The Teradata DBMS has always supported compression in a (growing) number of forms.
Version 5.0 introduced Multi-Value Compression (MVC), version 13.10 introduced Algorithmic (ALC) and Block Level (BLC) compression, and version 14.0 introduced multiple automatic compression options for Columnar tables.
These can produce disk space and associated performance savings; however, implementing Teradata compression with MVC or ALC takes man-time, which has a cost.
It also needs to be remembered that because data demographics change over time, analysis of either of these types of compression needs to be revisited regularly (which may only be once a year).
Yes, some tools will help with this, but the point of this article is to ask if the time you spend on compression is worthwhile? Is it giving you benefits that are commensurate with the costs? Like many things, this is a “cost vs. benefit” question.
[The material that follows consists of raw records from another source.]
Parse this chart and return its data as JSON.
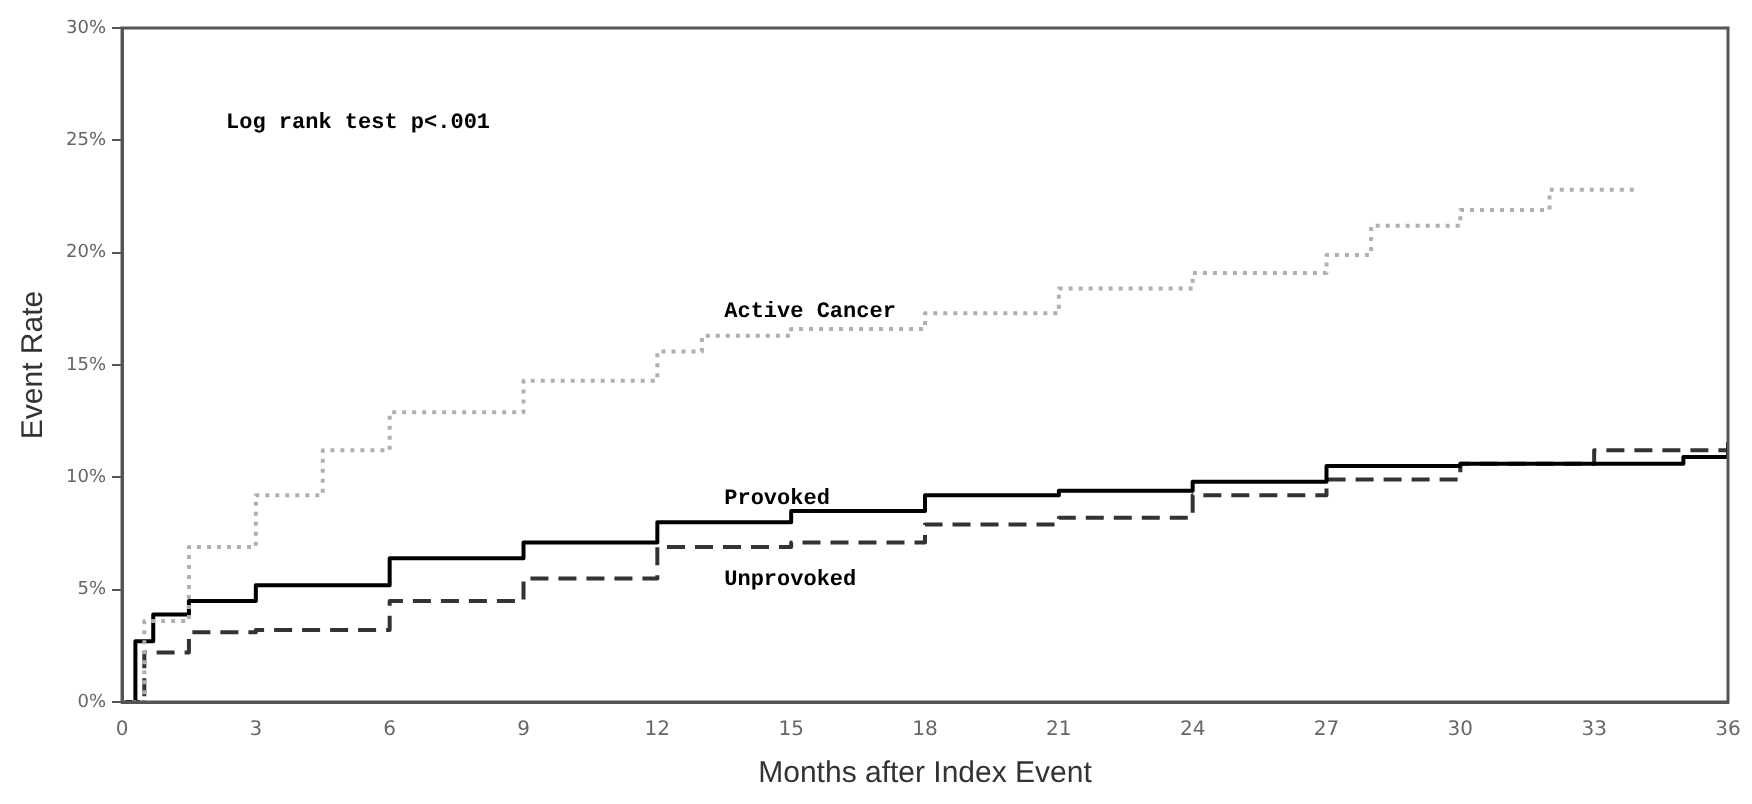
{
  "chart_data": {
    "type": "step",
    "xlabel": "Months after Index Event",
    "ylabel": "Event Rate",
    "annotations": [
      "Log rank test p<.001"
    ],
    "xlim": [
      0,
      36
    ],
    "xticks": [
      0,
      3,
      6,
      9,
      12,
      15,
      18,
      21,
      24,
      27,
      30,
      33,
      36
    ],
    "ylim": [
      0,
      30
    ],
    "yticks": [
      {
        "value": 0,
        "label": "0%"
      },
      {
        "value": 5,
        "label": "5%"
      },
      {
        "value": 10,
        "label": "10%"
      },
      {
        "value": 15,
        "label": "15%"
      },
      {
        "value": 20,
        "label": "20%"
      },
      {
        "value": 25,
        "label": "25%"
      },
      {
        "value": 30,
        "label": "30%"
      }
    ],
    "grid": false,
    "legend": false,
    "marker": "none",
    "series": [
      {
        "name": "Active Cancer",
        "color": "#b0b0b0",
        "line_style": "dotted",
        "x": [
          0,
          0.5,
          1.5,
          3,
          4.5,
          6,
          9,
          12,
          13,
          15,
          18,
          21,
          24,
          27,
          28,
          30,
          32,
          34
        ],
        "values": [
          0,
          3.6,
          6.9,
          9.2,
          11.2,
          12.9,
          14.3,
          15.6,
          16.3,
          16.6,
          17.3,
          18.4,
          19.1,
          19.9,
          21.2,
          21.9,
          22.8,
          22.8
        ]
      },
      {
        "name": "Provoked",
        "color": "#000000",
        "line_style": "solid",
        "x": [
          0,
          0.3,
          0.7,
          1.5,
          3,
          6,
          9,
          12,
          15,
          18,
          21,
          24,
          27,
          30,
          33,
          35,
          36
        ],
        "values": [
          0,
          2.7,
          3.9,
          4.5,
          5.2,
          6.4,
          7.1,
          8.0,
          8.5,
          9.2,
          9.4,
          9.8,
          10.5,
          10.6,
          10.6,
          10.9,
          11.5
        ]
      },
      {
        "name": "Unprovoked",
        "color": "#333333",
        "line_style": "dashed",
        "x": [
          0,
          0.5,
          1.5,
          3,
          6,
          9,
          12,
          15,
          18,
          21,
          24,
          27,
          30,
          33,
          36
        ],
        "values": [
          0,
          2.2,
          3.1,
          3.2,
          4.5,
          5.5,
          6.9,
          7.1,
          7.9,
          8.2,
          9.2,
          9.9,
          10.6,
          11.2,
          11.9
        ]
      }
    ]
  }
}
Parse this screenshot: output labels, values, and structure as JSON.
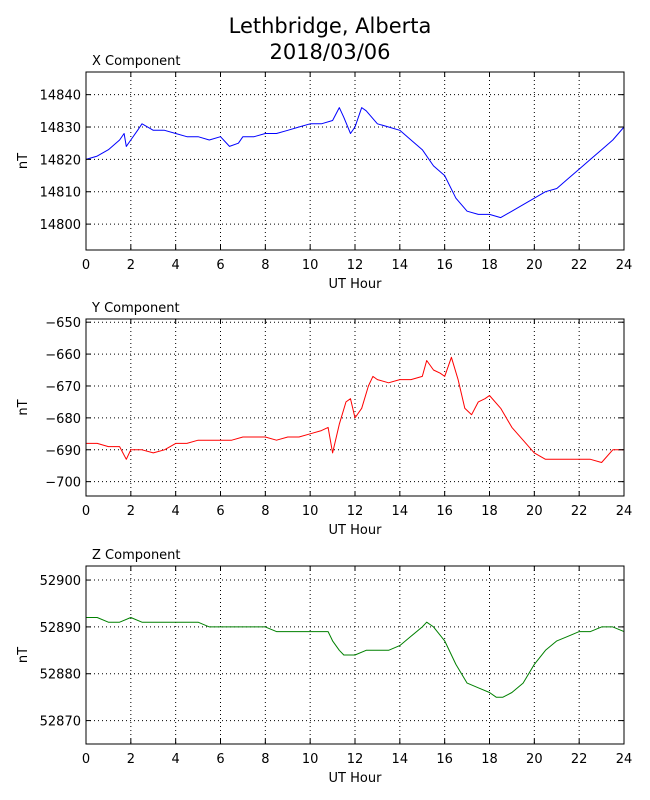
{
  "title": {
    "line1": "Lethbridge, Alberta",
    "line2": "2018/03/06"
  },
  "chart_data": [
    {
      "type": "line",
      "title": "X Component",
      "xlabel": "UT Hour",
      "ylabel": "nT",
      "xlim": [
        0,
        24
      ],
      "ylim": [
        14792,
        14847
      ],
      "xticks": [
        0,
        2,
        4,
        6,
        8,
        10,
        12,
        14,
        16,
        18,
        20,
        22,
        24
      ],
      "yticks": [
        14800,
        14810,
        14820,
        14830,
        14840
      ],
      "grid": true,
      "color": "#0000ff",
      "x": [
        0,
        0.5,
        1,
        1.5,
        1.7,
        1.8,
        2,
        2.3,
        2.5,
        3,
        3.5,
        4,
        4.5,
        5,
        5.5,
        6,
        6.4,
        6.8,
        7,
        7.5,
        8,
        8.5,
        9,
        9.5,
        10,
        10.5,
        11,
        11.3,
        11.5,
        11.8,
        12,
        12.3,
        12.5,
        13,
        13.5,
        14,
        14.5,
        15,
        15.5,
        16,
        16.5,
        17,
        17.5,
        18,
        18.5,
        19,
        19.5,
        20,
        20.5,
        21,
        21.5,
        22,
        22.5,
        23,
        23.5,
        24
      ],
      "y": [
        14820,
        14821,
        14823,
        14826,
        14828,
        14824,
        14826,
        14829,
        14831,
        14829,
        14829,
        14828,
        14827,
        14827,
        14826,
        14827,
        14824,
        14825,
        14827,
        14827,
        14828,
        14828,
        14829,
        14830,
        14831,
        14831,
        14832,
        14836,
        14833,
        14828,
        14830,
        14836,
        14835,
        14831,
        14830,
        14829,
        14826,
        14823,
        14818,
        14815,
        14808,
        14804,
        14803,
        14803,
        14802,
        14804,
        14806,
        14808,
        14810,
        14811,
        14814,
        14817,
        14820,
        14823,
        14826,
        14830
      ]
    },
    {
      "type": "line",
      "title": "Y Component",
      "xlabel": "UT Hour",
      "ylabel": "nT",
      "xlim": [
        0,
        24
      ],
      "ylim": [
        -704.5,
        -649
      ],
      "xticks": [
        0,
        2,
        4,
        6,
        8,
        10,
        12,
        14,
        16,
        18,
        20,
        22,
        24
      ],
      "yticks": [
        -650,
        -660,
        -670,
        -680,
        -690,
        -700
      ],
      "grid": true,
      "color": "#ff0000",
      "x": [
        0,
        0.5,
        1,
        1.5,
        1.8,
        2,
        2.5,
        3,
        3.5,
        4,
        4.5,
        5,
        5.5,
        6,
        6.5,
        7,
        7.5,
        8,
        8.5,
        9,
        9.5,
        10,
        10.5,
        10.8,
        11,
        11.3,
        11.6,
        11.8,
        12,
        12.3,
        12.6,
        12.8,
        13,
        13.5,
        14,
        14.5,
        15,
        15.2,
        15.5,
        15.8,
        16,
        16.3,
        16.6,
        16.9,
        17.2,
        17.5,
        17.8,
        18,
        18.5,
        19,
        19.5,
        20,
        20.5,
        21,
        21.5,
        22,
        22.5,
        23,
        23.5,
        24
      ],
      "y": [
        -688,
        -688,
        -689,
        -689,
        -693,
        -690,
        -690,
        -691,
        -690,
        -688,
        -688,
        -687,
        -687,
        -687,
        -687,
        -686,
        -686,
        -686,
        -687,
        -686,
        -686,
        -685,
        -684,
        -683,
        -691,
        -682,
        -675,
        -674,
        -680,
        -677,
        -670,
        -667,
        -668,
        -669,
        -668,
        -668,
        -667,
        -662,
        -665,
        -666,
        -667,
        -661,
        -668,
        -677,
        -679,
        -675,
        -674,
        -673,
        -677,
        -683,
        -687,
        -691,
        -693,
        -693,
        -693,
        -693,
        -693,
        -694,
        -690,
        -690
      ]
    },
    {
      "type": "line",
      "title": "Z Component",
      "xlabel": "UT Hour",
      "ylabel": "nT",
      "xlim": [
        0,
        24
      ],
      "ylim": [
        52865,
        52903
      ],
      "xticks": [
        0,
        2,
        4,
        6,
        8,
        10,
        12,
        14,
        16,
        18,
        20,
        22,
        24
      ],
      "yticks": [
        52870,
        52880,
        52890,
        52900
      ],
      "grid": true,
      "color": "#008000",
      "x": [
        0,
        0.5,
        1,
        1.5,
        2,
        2.5,
        3,
        3.5,
        4,
        4.5,
        5,
        5.5,
        6,
        6.5,
        7,
        7.5,
        8,
        8.5,
        9,
        9.5,
        10,
        10.5,
        10.8,
        11,
        11.3,
        11.5,
        11.8,
        12,
        12.5,
        13,
        13.5,
        14,
        14.5,
        15,
        15.2,
        15.5,
        16,
        16.5,
        17,
        17.5,
        18,
        18.3,
        18.6,
        19,
        19.5,
        20,
        20.5,
        21,
        21.5,
        22,
        22.5,
        23,
        23.5,
        24
      ],
      "y": [
        52892,
        52892,
        52891,
        52891,
        52892,
        52891,
        52891,
        52891,
        52891,
        52891,
        52891,
        52890,
        52890,
        52890,
        52890,
        52890,
        52890,
        52889,
        52889,
        52889,
        52889,
        52889,
        52889,
        52887,
        52885,
        52884,
        52884,
        52884,
        52885,
        52885,
        52885,
        52886,
        52888,
        52890,
        52891,
        52890,
        52887,
        52882,
        52878,
        52877,
        52876,
        52875,
        52875,
        52876,
        52878,
        52882,
        52885,
        52887,
        52888,
        52889,
        52889,
        52890,
        52890,
        52889
      ]
    }
  ]
}
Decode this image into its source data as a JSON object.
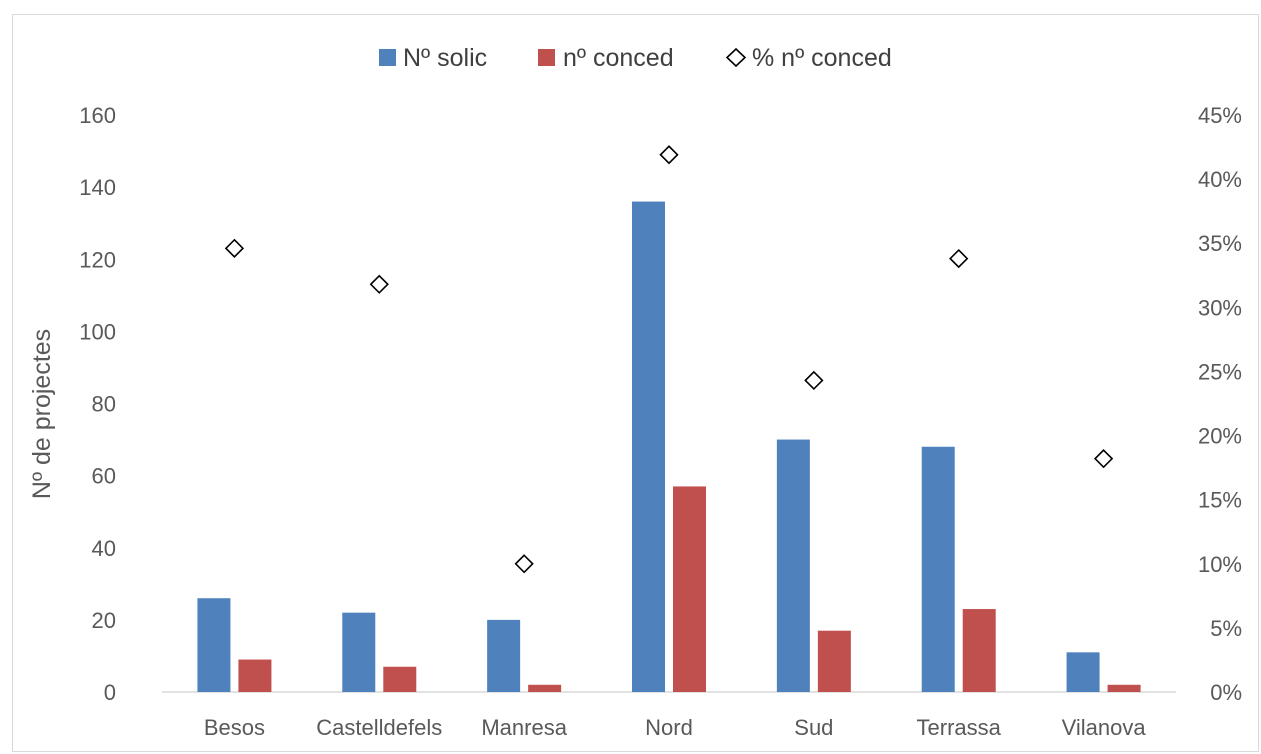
{
  "chart_data": {
    "type": "bar",
    "categories": [
      "Besos",
      "Castelldefels",
      "Manresa",
      "Nord",
      "Sud",
      "Terrassa",
      "Vilanova"
    ],
    "series": [
      {
        "name": "Nº solic",
        "type": "bar",
        "axis": "left",
        "color": "#4f81bd",
        "values": [
          26,
          22,
          20,
          136,
          70,
          68,
          11
        ]
      },
      {
        "name": "nº conced",
        "type": "bar",
        "axis": "left",
        "color": "#c0504d",
        "values": [
          9,
          7,
          2,
          57,
          17,
          23,
          2
        ]
      },
      {
        "name": "% nº conced",
        "type": "scatter",
        "axis": "right",
        "marker": "diamond-open",
        "color": "#000000",
        "values": [
          0.346,
          0.318,
          0.1,
          0.419,
          0.243,
          0.338,
          0.182
        ]
      }
    ],
    "ylabel": "Nº de projectes",
    "ylim": [
      0,
      160
    ],
    "y_ticks": [
      "0",
      "20",
      "40",
      "60",
      "80",
      "100",
      "120",
      "140",
      "160"
    ],
    "y2lim": [
      0,
      0.45
    ],
    "y2_ticks": [
      "0%",
      "5%",
      "10%",
      "15%",
      "20%",
      "25%",
      "30%",
      "35%",
      "40%",
      "45%"
    ],
    "legend": "top",
    "grid": false
  }
}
I am not recommending that you remove existing MVC compression on small tables. Using MVC doesn’t impose any CPU overhead, and eliminating compression on many tables will be a lot of effort for negligible gain. If you have ALC applied to a small table, then you might get some savings.
When designing new tables or possibly when making changes to existing tables, I would recommend that the compression setting be carefully considered.
If that table is likely minor, I would consider not applying any compression. This is more process change than any remedial action that needs to be taken.